OUTREMER IN THE THIRTEENTH CENTURY
During the early thirteenth century, as the papacy sought to shape and to harness the might of crusading, the balance of power in the Near East underwent a series of convulsive changes. In the wake of the Third Crusade and the death of Saladin, Franks and Muslims alike were weakened and distracted by the eruption of convoluted succession crises in Palestine, Syria and Egypt. The Latin Christians struggling to survive in the Levant–nursing hopes of reconquest and expansion–had to embrace new approaches to Outremer’s defence and to their interaction with Islam.

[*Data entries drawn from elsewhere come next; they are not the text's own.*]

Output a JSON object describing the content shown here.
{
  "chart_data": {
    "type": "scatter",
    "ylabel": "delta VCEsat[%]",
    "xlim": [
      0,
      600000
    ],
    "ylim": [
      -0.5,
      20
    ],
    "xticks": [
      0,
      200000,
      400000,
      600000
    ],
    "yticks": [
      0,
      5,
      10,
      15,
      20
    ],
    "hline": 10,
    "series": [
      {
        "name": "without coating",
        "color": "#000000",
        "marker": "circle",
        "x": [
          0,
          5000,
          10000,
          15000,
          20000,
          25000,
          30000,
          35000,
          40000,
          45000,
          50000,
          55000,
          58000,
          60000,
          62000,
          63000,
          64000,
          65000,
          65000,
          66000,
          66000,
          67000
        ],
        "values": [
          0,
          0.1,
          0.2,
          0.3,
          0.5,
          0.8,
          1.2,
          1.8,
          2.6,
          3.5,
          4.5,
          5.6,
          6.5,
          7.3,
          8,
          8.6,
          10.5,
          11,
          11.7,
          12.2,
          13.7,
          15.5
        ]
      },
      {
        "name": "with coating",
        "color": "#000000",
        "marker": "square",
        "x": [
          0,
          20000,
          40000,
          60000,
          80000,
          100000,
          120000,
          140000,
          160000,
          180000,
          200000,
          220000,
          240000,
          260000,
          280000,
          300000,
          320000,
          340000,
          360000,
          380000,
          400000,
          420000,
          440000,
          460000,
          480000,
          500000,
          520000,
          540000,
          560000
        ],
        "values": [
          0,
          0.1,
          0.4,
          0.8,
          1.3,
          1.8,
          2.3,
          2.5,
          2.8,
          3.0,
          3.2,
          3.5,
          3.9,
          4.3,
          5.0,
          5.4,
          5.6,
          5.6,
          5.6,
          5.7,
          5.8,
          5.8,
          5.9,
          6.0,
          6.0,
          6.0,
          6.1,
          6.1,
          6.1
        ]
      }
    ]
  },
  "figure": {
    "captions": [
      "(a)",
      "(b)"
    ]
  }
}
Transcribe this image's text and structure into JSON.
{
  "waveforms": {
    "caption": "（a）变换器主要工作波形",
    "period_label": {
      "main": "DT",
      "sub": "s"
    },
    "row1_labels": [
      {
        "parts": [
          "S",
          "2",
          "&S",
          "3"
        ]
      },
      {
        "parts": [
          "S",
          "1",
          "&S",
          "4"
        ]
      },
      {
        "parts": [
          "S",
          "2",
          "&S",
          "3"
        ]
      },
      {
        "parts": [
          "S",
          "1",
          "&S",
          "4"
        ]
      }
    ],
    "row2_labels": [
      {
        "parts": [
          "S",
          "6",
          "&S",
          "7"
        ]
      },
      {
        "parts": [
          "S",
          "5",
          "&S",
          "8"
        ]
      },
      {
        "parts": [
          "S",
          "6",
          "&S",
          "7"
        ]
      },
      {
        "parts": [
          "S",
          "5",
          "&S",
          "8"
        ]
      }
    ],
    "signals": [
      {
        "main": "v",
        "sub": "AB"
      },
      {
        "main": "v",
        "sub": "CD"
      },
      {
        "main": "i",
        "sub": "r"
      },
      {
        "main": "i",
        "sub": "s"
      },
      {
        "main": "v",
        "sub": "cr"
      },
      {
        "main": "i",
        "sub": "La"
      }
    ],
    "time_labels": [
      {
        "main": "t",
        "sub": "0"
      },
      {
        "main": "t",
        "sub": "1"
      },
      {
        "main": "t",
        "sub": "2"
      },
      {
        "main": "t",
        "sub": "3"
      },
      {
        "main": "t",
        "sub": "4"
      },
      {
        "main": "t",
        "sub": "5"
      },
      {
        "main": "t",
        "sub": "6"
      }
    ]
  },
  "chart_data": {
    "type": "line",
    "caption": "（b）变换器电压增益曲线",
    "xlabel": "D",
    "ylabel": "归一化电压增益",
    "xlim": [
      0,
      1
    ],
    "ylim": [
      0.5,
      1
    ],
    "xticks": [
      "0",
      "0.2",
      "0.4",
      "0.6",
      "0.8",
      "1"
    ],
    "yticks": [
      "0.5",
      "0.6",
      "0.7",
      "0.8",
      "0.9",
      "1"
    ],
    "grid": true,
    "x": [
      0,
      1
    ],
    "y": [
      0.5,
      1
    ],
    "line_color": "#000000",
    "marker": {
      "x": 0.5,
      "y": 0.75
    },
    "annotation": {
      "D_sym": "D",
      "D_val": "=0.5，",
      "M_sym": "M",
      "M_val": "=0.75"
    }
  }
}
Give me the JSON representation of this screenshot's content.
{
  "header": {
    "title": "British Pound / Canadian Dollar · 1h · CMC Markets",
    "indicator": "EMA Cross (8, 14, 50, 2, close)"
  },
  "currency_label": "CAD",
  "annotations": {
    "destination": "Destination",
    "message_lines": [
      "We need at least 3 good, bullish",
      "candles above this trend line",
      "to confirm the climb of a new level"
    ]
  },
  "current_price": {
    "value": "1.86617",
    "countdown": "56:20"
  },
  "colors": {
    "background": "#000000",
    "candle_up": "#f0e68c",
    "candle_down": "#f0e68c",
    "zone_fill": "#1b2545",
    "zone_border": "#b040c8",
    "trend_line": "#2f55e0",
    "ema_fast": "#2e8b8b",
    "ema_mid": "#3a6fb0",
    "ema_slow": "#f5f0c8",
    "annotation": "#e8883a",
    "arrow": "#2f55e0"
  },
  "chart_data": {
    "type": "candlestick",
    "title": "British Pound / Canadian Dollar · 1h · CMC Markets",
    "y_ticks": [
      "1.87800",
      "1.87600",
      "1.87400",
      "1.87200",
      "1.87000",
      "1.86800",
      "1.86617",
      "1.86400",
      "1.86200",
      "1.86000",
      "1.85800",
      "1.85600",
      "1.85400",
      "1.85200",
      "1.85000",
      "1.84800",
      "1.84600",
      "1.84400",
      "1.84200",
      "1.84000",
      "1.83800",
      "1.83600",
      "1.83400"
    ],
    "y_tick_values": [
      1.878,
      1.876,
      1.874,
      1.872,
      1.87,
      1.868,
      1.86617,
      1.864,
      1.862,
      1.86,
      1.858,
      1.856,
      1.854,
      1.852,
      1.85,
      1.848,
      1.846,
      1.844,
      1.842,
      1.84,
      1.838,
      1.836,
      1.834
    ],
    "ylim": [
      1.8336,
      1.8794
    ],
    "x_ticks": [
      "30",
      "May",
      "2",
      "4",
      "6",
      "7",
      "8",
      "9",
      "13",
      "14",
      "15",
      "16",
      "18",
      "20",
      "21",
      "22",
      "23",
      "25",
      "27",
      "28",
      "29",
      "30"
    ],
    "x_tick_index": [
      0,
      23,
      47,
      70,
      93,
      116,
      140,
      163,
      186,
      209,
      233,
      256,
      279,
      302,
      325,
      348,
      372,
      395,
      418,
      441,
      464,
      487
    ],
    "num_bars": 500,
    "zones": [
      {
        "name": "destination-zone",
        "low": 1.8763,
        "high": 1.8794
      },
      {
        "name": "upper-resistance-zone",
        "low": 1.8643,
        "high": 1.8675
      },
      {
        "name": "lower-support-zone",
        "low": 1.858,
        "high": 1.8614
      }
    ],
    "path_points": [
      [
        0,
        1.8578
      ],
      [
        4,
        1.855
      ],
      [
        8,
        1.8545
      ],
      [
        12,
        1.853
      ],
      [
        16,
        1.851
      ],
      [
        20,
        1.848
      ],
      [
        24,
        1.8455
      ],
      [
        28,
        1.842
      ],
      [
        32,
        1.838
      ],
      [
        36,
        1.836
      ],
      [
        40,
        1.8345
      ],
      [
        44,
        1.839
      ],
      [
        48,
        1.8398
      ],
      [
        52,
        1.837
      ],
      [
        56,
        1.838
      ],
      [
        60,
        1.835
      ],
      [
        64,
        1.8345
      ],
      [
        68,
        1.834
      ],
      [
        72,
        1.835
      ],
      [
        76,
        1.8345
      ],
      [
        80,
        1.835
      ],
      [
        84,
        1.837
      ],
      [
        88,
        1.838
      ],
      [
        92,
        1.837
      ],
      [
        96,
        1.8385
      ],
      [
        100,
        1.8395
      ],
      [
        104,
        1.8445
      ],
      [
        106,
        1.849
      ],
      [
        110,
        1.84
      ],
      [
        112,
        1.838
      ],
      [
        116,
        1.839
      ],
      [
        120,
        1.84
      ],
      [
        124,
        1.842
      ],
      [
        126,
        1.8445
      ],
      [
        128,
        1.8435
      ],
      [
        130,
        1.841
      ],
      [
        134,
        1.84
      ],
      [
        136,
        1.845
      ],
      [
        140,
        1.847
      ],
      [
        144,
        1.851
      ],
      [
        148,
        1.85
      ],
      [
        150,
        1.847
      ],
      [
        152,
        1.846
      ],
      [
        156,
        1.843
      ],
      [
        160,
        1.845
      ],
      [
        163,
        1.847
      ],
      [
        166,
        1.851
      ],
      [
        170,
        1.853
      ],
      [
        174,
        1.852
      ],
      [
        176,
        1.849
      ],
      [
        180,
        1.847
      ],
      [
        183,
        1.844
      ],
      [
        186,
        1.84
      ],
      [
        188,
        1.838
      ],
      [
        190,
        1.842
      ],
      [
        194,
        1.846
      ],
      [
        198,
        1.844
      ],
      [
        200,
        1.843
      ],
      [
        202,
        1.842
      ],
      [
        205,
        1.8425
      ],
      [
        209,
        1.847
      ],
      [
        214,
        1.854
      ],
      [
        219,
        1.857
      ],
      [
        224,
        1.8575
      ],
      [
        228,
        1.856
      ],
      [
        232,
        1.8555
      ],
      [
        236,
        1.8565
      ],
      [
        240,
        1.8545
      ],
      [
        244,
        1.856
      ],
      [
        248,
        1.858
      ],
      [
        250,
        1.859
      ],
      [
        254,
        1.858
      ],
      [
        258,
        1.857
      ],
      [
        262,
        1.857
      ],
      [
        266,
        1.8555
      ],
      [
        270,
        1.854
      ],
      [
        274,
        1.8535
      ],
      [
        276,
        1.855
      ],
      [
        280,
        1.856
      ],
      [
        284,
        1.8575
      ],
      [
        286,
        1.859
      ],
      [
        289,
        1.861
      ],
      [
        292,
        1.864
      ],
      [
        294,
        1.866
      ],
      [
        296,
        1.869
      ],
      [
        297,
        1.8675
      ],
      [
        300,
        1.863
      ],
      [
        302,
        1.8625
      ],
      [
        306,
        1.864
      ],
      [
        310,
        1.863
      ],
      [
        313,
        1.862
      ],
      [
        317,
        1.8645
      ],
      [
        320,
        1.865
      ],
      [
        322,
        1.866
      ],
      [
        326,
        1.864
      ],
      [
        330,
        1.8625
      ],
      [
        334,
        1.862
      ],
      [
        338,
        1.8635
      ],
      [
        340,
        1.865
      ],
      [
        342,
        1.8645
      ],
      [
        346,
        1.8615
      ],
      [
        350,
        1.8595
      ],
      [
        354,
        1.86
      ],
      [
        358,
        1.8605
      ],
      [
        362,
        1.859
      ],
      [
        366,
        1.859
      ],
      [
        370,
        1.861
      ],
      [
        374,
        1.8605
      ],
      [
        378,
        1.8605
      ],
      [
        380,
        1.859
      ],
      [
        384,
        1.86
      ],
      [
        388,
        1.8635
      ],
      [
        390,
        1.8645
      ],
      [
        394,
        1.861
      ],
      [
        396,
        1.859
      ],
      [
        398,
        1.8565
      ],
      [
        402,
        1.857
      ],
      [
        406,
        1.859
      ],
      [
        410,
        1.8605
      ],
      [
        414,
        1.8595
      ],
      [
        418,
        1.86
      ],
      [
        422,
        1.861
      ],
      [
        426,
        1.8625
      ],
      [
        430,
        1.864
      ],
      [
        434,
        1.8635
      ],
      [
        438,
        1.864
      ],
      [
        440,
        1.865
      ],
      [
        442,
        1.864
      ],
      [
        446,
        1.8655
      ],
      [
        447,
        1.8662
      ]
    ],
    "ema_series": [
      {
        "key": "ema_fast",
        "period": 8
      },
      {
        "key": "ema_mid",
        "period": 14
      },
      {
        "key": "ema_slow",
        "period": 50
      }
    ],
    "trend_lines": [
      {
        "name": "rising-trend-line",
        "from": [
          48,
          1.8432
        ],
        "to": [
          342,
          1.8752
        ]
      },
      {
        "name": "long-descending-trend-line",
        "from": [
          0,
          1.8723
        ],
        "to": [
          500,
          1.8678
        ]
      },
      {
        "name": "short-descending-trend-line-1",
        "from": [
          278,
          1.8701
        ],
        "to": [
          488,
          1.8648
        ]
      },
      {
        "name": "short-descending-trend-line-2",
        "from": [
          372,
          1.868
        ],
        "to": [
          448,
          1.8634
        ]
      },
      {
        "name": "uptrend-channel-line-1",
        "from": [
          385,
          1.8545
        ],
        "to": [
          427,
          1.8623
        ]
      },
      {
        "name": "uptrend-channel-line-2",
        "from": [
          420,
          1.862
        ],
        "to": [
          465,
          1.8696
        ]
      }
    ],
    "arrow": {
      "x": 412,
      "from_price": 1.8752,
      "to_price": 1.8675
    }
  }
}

In the summer of 1216, the French churchman James of Vitry had urgent business to conduct in central Italy. Perhaps in his early fifties, James was an erudite cleric and ardent reformer, with a natural oratorical flair. He had already earned renown as a preacher of the Albigensian campaigns and the Fifth Crusade–his sermons may also have helped to stir into life the so-called Children’s Crusade. James would go on to author an extremely valuable corpus of written material relating to the crusades, ranging from letters and historical accounts to collections of ‘model’ sermons. But in 1216 he had been elected as the new bishop of Acre and, before he could travel to the Levant, needed papal confirmation and consecration. James was expecting to meet with Pope Innocent III, but he arrived at Perugia on 17 July, the day after the pontiff’s death. Entering the church in which Innocent’s body had been laid in state before burial, James discovered that, overnight, looters had stripped the great pope’s corpse of its lavish vestments; all that remained was a half-naked, decomposing cadaver, already stinking in the midsummer heat. ‘How brief and vain is the deceptive glory of this world’, James observed when describing the spectacle.
The next day Pope Honorius III was elected as Innocent’s successor and James eventually received his confirmation. That autumn the bishop took ship from Genoa to the East–a perilous five-week journey, during which he endured severe late autumn storms that left the passengers on board able ‘[neither to] eat nor drink for the fear of death’. He arrived in Acre in early November 1216 and, in the months that followed, carried out an extensive preaching tour of Outremer, hoping to rejuvenate the spiritual fervour of its Christian populace in advance of the Fifth Crusade. The Near Eastern world he encountered was one of chronic political instability, in which old rivalries simmered on, even as new powers were emerging.7

The Crusader States in the Early Thirteenth Century
The balance of power in the Frankish East
In territorial terms the crusader states were barely a shadow of their former selves. Jerusalem and the inland regions of Palestine were in Muslim hands, and the Latin kingdom of ‘Jerusalem’ could now more accurately be termed the kingdom of Acre, its lands confined to a narrow coastal strip stretching from Jaffa in the south to Beirut in the north–the latter having been recovered with the aid of a party of German crusaders in 1197. Indeed, by the time James of Vitry arrived in the East, the Jerusalemite monarchy had adopted Acre as their new capital. Up the coast, the county of Tripoli retained a foothold in Lebanon, while a number of Templar and Hospitaller strongholds extended Frankish dominion some way to the north, but because the Muslims continued to control the region around Latakia there was no land connection to the principality of Antioch, and that once formidable polity had been reduced to a tiny parcel of land centred on Antioch itself.